Preseason Coaching Records
Know this: there is no one size fits all mentality for coaching in the preseason. Some coaches, many times the more seasoned ones, treat these games as extensions of training camp — another opportunity to test out young guys and get a better feel for a team’s depth. Other coaches like to have fun with it — they’ll open up the playbook and put their starters out there long enough to excite fans and put points on the board. They want to set the tone for a winning season. Newer coaches tend towards this preseason philosophy.
As such, you’d be right to keep a keen eye on a coach’s preseason track record. Do they play to win? Do they open up their playbook or keep things relatively conservative? Do they give starters ample time to show their stuff or do they keep them out to guard from potential injury?
While coaching records only have so much impact on the regular season, rreseason coaching records become valuable handicapping tools for bettors. Look closely enough and you’ll find consistent betting trends associated with each coach year to year. For newer coaches, err on the side of a liberal preseason philosophy. Simply put, incumbents have less to prove than newcomers.
As we’ve established, different coaches take different approaches to the preseason. Some keep things fairly conservative and close to their chest where others will share a wealth of valuable betting information. Knowing how long starters will be on the field, how long the star quarterback will be under center, whether or not coaches plan to air it out or play the short game — these key details will go a long way towards cultivating sharper betting strategies.
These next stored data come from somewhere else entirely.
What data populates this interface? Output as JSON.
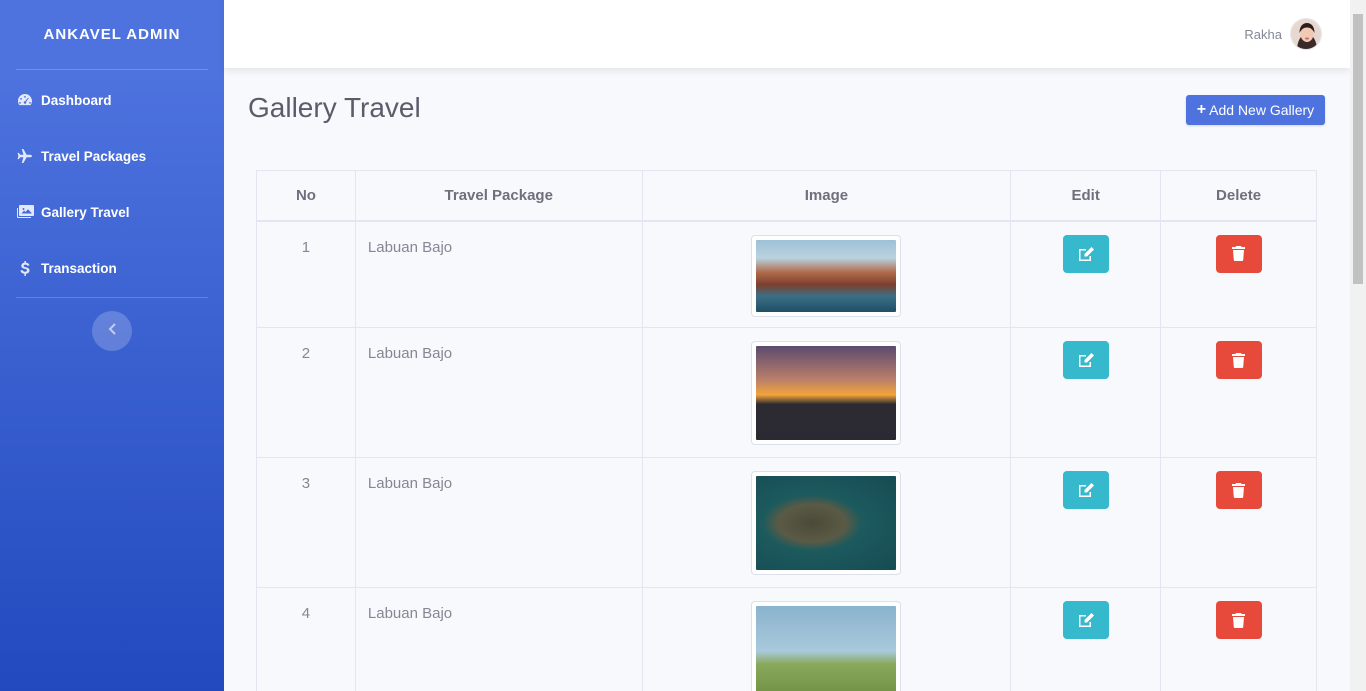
{
  "brand": "ANKAVEL ADMIN",
  "sidebar": {
    "items": [
      {
        "label": "Dashboard",
        "icon": "tachometer-icon"
      },
      {
        "label": "Travel Packages",
        "icon": "plane-icon"
      },
      {
        "label": "Gallery Travel",
        "icon": "images-icon"
      },
      {
        "label": "Transaction",
        "icon": "dollar-icon"
      }
    ],
    "toggle_icon": "chevron-left-icon"
  },
  "topbar": {
    "user_name": "Rakha"
  },
  "page": {
    "title": "Gallery Travel",
    "add_button": "Add New Gallery"
  },
  "table": {
    "headers": [
      "No",
      "Travel Package",
      "Image",
      "Edit",
      "Delete"
    ],
    "rows": [
      {
        "no": "1",
        "package": "Labuan Bajo"
      },
      {
        "no": "2",
        "package": "Labuan Bajo"
      },
      {
        "no": "3",
        "package": "Labuan Bajo"
      },
      {
        "no": "4",
        "package": "Labuan Bajo"
      }
    ]
  },
  "colors": {
    "primary": "#4e73df",
    "info": "#36b9cc",
    "danger": "#e74a3b"
  }
}
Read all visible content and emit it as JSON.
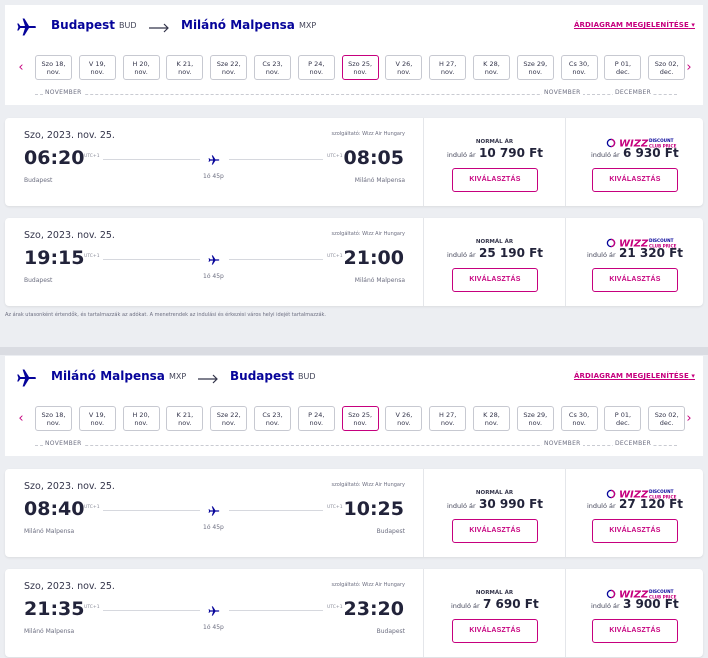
{
  "colors": {
    "brand_purple": "#06049a",
    "brand_magenta": "#c6007e",
    "background": "#eceef2"
  },
  "outbound": {
    "origin_city": "Budapest",
    "origin_code": "BUD",
    "dest_city": "Milánó Malpensa",
    "dest_code": "MXP",
    "fare_chart_link": "ÁRDIAGRAM MEGJELENÍTÉSE",
    "dates": [
      {
        "l1": "Szo 18,",
        "l2": "nov."
      },
      {
        "l1": "V 19,",
        "l2": "nov."
      },
      {
        "l1": "H 20,",
        "l2": "nov."
      },
      {
        "l1": "K 21,",
        "l2": "nov."
      },
      {
        "l1": "Sze 22,",
        "l2": "nov."
      },
      {
        "l1": "Cs 23,",
        "l2": "nov."
      },
      {
        "l1": "P 24,",
        "l2": "nov."
      },
      {
        "l1": "Szo 25,",
        "l2": "nov."
      },
      {
        "l1": "V 26,",
        "l2": "nov."
      },
      {
        "l1": "H 27,",
        "l2": "nov."
      },
      {
        "l1": "K 28,",
        "l2": "nov."
      },
      {
        "l1": "Sze 29,",
        "l2": "nov."
      },
      {
        "l1": "Cs 30,",
        "l2": "nov."
      },
      {
        "l1": "P 01,",
        "l2": "dec."
      },
      {
        "l1": "Szo 02,",
        "l2": "dec."
      }
    ],
    "selected_date_index": 7,
    "month_labels": {
      "m1": "NOVEMBER",
      "m2": "NOVEMBER",
      "m3": "DECEMBER"
    },
    "flights": [
      {
        "date": "Szo, 2023. nov. 25.",
        "operator": "szolgáltató: Wizz Air Hungary",
        "dep_time": "06:20",
        "arr_time": "08:05",
        "utc_dep": "UTC+1",
        "utc_arr": "UTC+1",
        "duration": "1ó 45p",
        "dep_city": "Budapest",
        "arr_city": "Milánó Malpensa",
        "normal_title": "NORMÁL ÁR",
        "from_label": "induló ár",
        "normal_price": "10 790 Ft",
        "club_price": "6 930 Ft",
        "select_label": "KIVÁLASZTÁS"
      },
      {
        "date": "Szo, 2023. nov. 25.",
        "operator": "szolgáltató: Wizz Air Hungary",
        "dep_time": "19:15",
        "arr_time": "21:00",
        "utc_dep": "UTC+1",
        "utc_arr": "UTC+1",
        "duration": "1ó 45p",
        "dep_city": "Budapest",
        "arr_city": "Milánó Malpensa",
        "normal_title": "NORMÁL ÁR",
        "from_label": "induló ár",
        "normal_price": "25 190 Ft",
        "club_price": "21 320 Ft",
        "select_label": "KIVÁLASZTÁS"
      }
    ]
  },
  "disclaimer": "Az árak utasonként értendők, és tartalmazzák az adókat. A menetrendek az indulási és érkezési város helyi idejét tartalmazzák.",
  "inbound": {
    "origin_city": "Milánó Malpensa",
    "origin_code": "MXP",
    "dest_city": "Budapest",
    "dest_code": "BUD",
    "fare_chart_link": "ÁRDIAGRAM MEGJELENÍTÉSE",
    "dates": [
      {
        "l1": "Szo 18,",
        "l2": "nov."
      },
      {
        "l1": "V 19,",
        "l2": "nov."
      },
      {
        "l1": "H 20,",
        "l2": "nov."
      },
      {
        "l1": "K 21,",
        "l2": "nov."
      },
      {
        "l1": "Sze 22,",
        "l2": "nov."
      },
      {
        "l1": "Cs 23,",
        "l2": "nov."
      },
      {
        "l1": "P 24,",
        "l2": "nov."
      },
      {
        "l1": "Szo 25,",
        "l2": "nov."
      },
      {
        "l1": "V 26,",
        "l2": "nov."
      },
      {
        "l1": "H 27,",
        "l2": "nov."
      },
      {
        "l1": "K 28,",
        "l2": "nov."
      },
      {
        "l1": "Sze 29,",
        "l2": "nov."
      },
      {
        "l1": "Cs 30,",
        "l2": "nov."
      },
      {
        "l1": "P 01,",
        "l2": "dec."
      },
      {
        "l1": "Szo 02,",
        "l2": "dec."
      }
    ],
    "selected_date_index": 7,
    "month_labels": {
      "m1": "NOVEMBER",
      "m2": "NOVEMBER",
      "m3": "DECEMBER"
    },
    "flights": [
      {
        "date": "Szo, 2023. nov. 25.",
        "operator": "szolgáltató: Wizz Air Hungary",
        "dep_time": "08:40",
        "arr_time": "10:25",
        "utc_dep": "UTC+1",
        "utc_arr": "UTC+1",
        "duration": "1ó 45p",
        "dep_city": "Milánó Malpensa",
        "arr_city": "Budapest",
        "normal_title": "NORMÁL ÁR",
        "from_label": "induló ár",
        "normal_price": "30 990 Ft",
        "club_price": "27 120 Ft",
        "select_label": "KIVÁLASZTÁS"
      },
      {
        "date": "Szo, 2023. nov. 25.",
        "operator": "szolgáltató: Wizz Air Hungary",
        "dep_time": "21:35",
        "arr_time": "23:20",
        "utc_dep": "UTC+1",
        "utc_arr": "UTC+1",
        "duration": "1ó 45p",
        "dep_city": "Milánó Malpensa",
        "arr_city": "Budapest",
        "normal_title": "NORMÁL ÁR",
        "from_label": "induló ár",
        "normal_price": "7 690 Ft",
        "club_price": "3 900 Ft",
        "select_label": "KIVÁLASZTÁS"
      }
    ]
  },
  "icons": {
    "route_logo": "plane-icon",
    "route_arrow": "arrow-right-icon",
    "nav_prev": "chevron-left-icon",
    "nav_next": "chevron-right-icon",
    "link_arrow": "heart-chevron-icon",
    "flight_plane": "plane-icon",
    "club_badge": "wizz-discount-club-logo"
  }
}
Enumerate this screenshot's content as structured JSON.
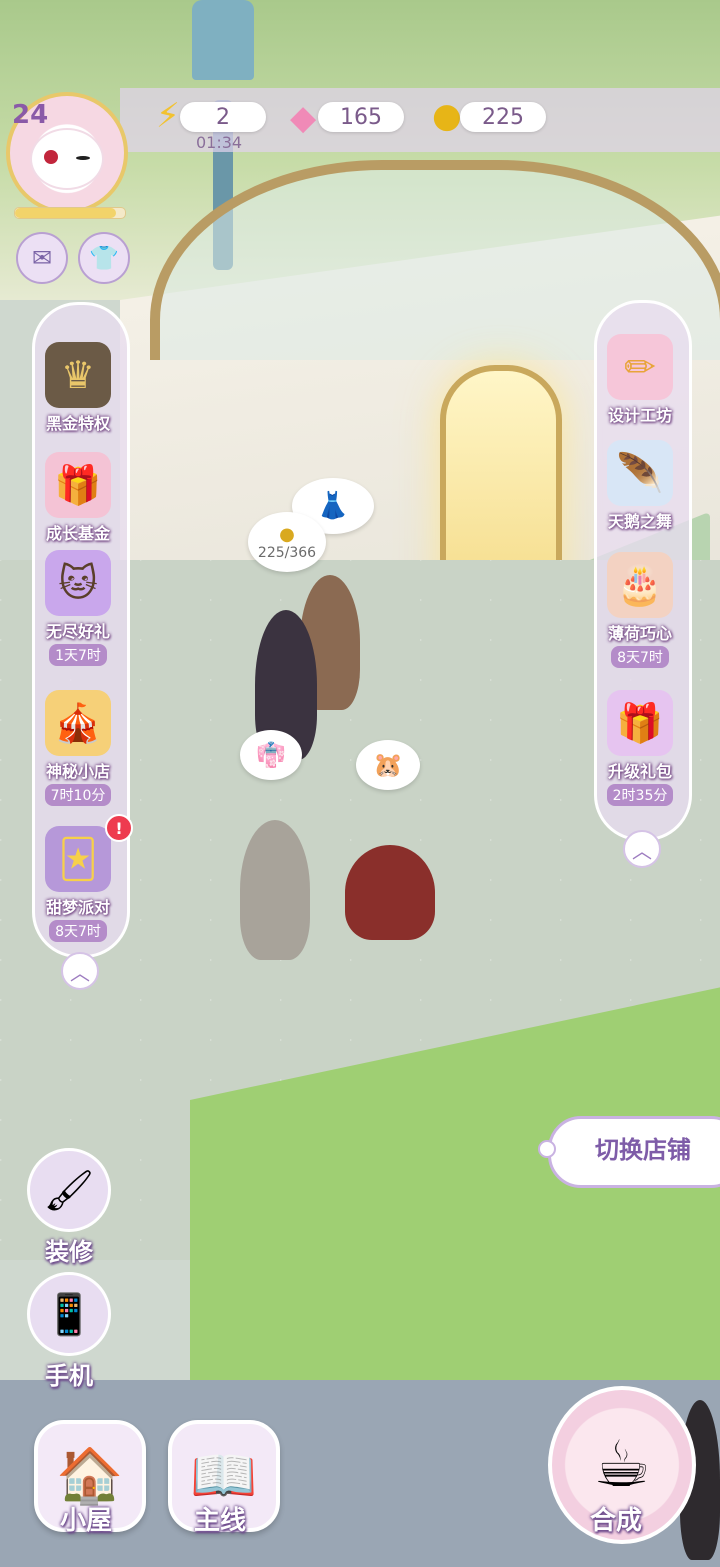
{
  "player": {
    "level": "24",
    "xp_fraction": 0.92
  },
  "resources": {
    "energy": {
      "value": "2",
      "timer": "01:34",
      "icon": "lightning-icon"
    },
    "gems": {
      "value": "165",
      "icon": "gem-icon"
    },
    "coins": {
      "value": "225",
      "icon": "coin-icon"
    }
  },
  "left_panel": {
    "items": [
      {
        "label": "黑金特权",
        "icon": "vip-card-icon",
        "timer": ""
      },
      {
        "label": "成长基金",
        "icon": "gift-boxes-icon",
        "timer": ""
      },
      {
        "label": "无尽好礼",
        "icon": "cat-gift-icon",
        "timer": "1天7时"
      },
      {
        "label": "神秘小店",
        "icon": "mystery-shop-icon",
        "timer": "7时10分"
      },
      {
        "label": "甜梦派对",
        "icon": "party-cards-icon",
        "timer": "8天7时",
        "badge": "!"
      }
    ]
  },
  "right_panel": {
    "items": [
      {
        "label": "设计工坊",
        "icon": "ruler-pencil-icon",
        "timer": ""
      },
      {
        "label": "天鹅之舞",
        "icon": "feather-icon",
        "timer": ""
      },
      {
        "label": "薄荷巧心",
        "icon": "cake-icon",
        "timer": "8天7时"
      },
      {
        "label": "升级礼包",
        "icon": "upgrade-gift-icon",
        "timer": "2时35分"
      }
    ]
  },
  "bubble": {
    "progress_text": "225/366"
  },
  "switch_shop": {
    "label": "切换店铺"
  },
  "side_buttons": {
    "decorate": "装修",
    "phone": "手机"
  },
  "bottom_nav": {
    "house": "小屋",
    "main_story": "主线",
    "merge": "合成"
  },
  "colors": {
    "accent": "#9d7cc0",
    "panel": "#e8dcf0",
    "label_outline": "#6d4a8c"
  }
}
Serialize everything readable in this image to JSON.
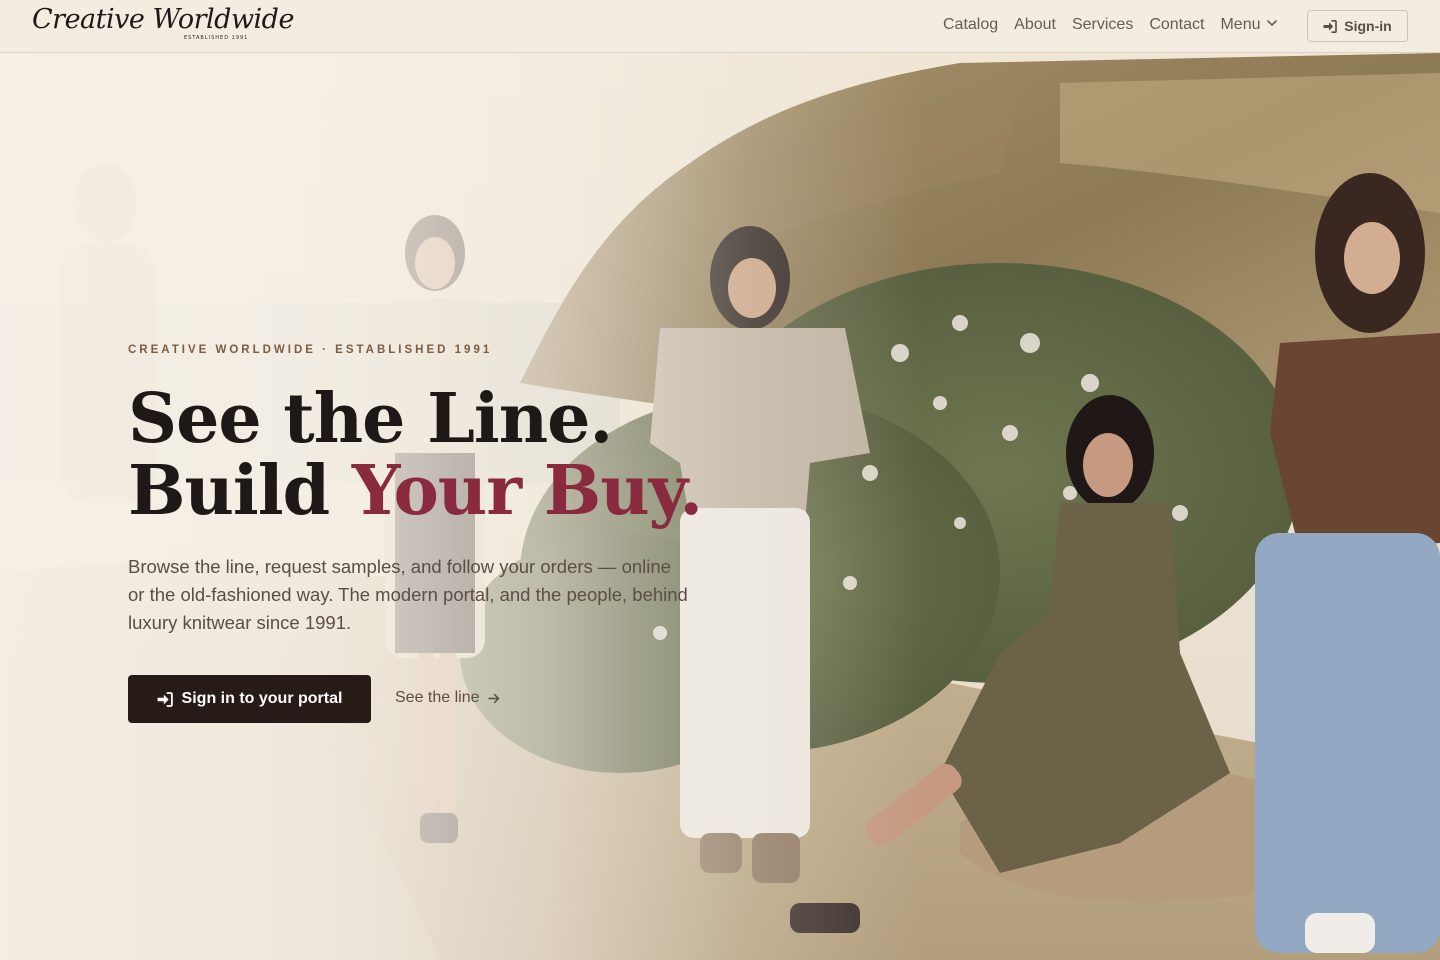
{
  "header": {
    "logo_text": "Creative Worldwide",
    "logo_tagline": "ESTABLISHED 1991",
    "nav": [
      "Catalog",
      "About",
      "Services",
      "Contact"
    ],
    "menu_label": "Menu",
    "signin_label": "Sign-in"
  },
  "hero": {
    "eyebrow": "CREATIVE WORLDWIDE · ESTABLISHED 1991",
    "headline_line1": "See the Line.",
    "headline_line2_plain": "Build ",
    "headline_line2_accent": "Your Buy.",
    "lede": "Browse the line, request samples, and follow your orders — online or the old-fashioned way. The modern portal, and the people, behind luxury knitwear since 1991.",
    "cta_primary": "Sign in to your portal",
    "cta_secondary": "See the line"
  },
  "colors": {
    "accent": "#8a2a3e",
    "primary_button": "#271b18",
    "header_bg": "#f3ece1",
    "eyebrow": "#7d5c40"
  },
  "icons": [
    "sign-in-icon",
    "chevron-down-icon",
    "arrow-right-icon"
  ]
}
Use this info wisely. It’s your best friend in the preseason. And keep an eye on backups and young QBs, too. How are they faring in training camp? Are they hungry for a starting role? Or a bigger contract with another team? Last year, Dak Prescott came out in preseason and launched 70-yard bombs into enemy territory. He demonstrated a prowess that we’d go on to see all season-long. Will the same come of the Patriots’ Jimmy Garoppolo or the Chiefs’ Patrick Mahomes? The clues are there. You just have to look for them.
Contract Disputes and Injuries
These two are pretty obvious factors to consider. It is not out of the ordinary for key players to enter the preseason in holdout mode, nor for starters to sustain injuries in camp that keep them sidelined until the regular season. As with these other strategies, staying up to date on game time information is vital to successful preseason betting.
It might even be a make or break detail for NFL futures — as Tony Romo’s injury was for the Cowboys last year.
So yes, maybe the games count for nothing. Maybe they’re about as exciting as rice cakes. But as long as games are being played and sportsbooks are putting out lines, there will be reasons for bettors to get excited about the NFL preseason.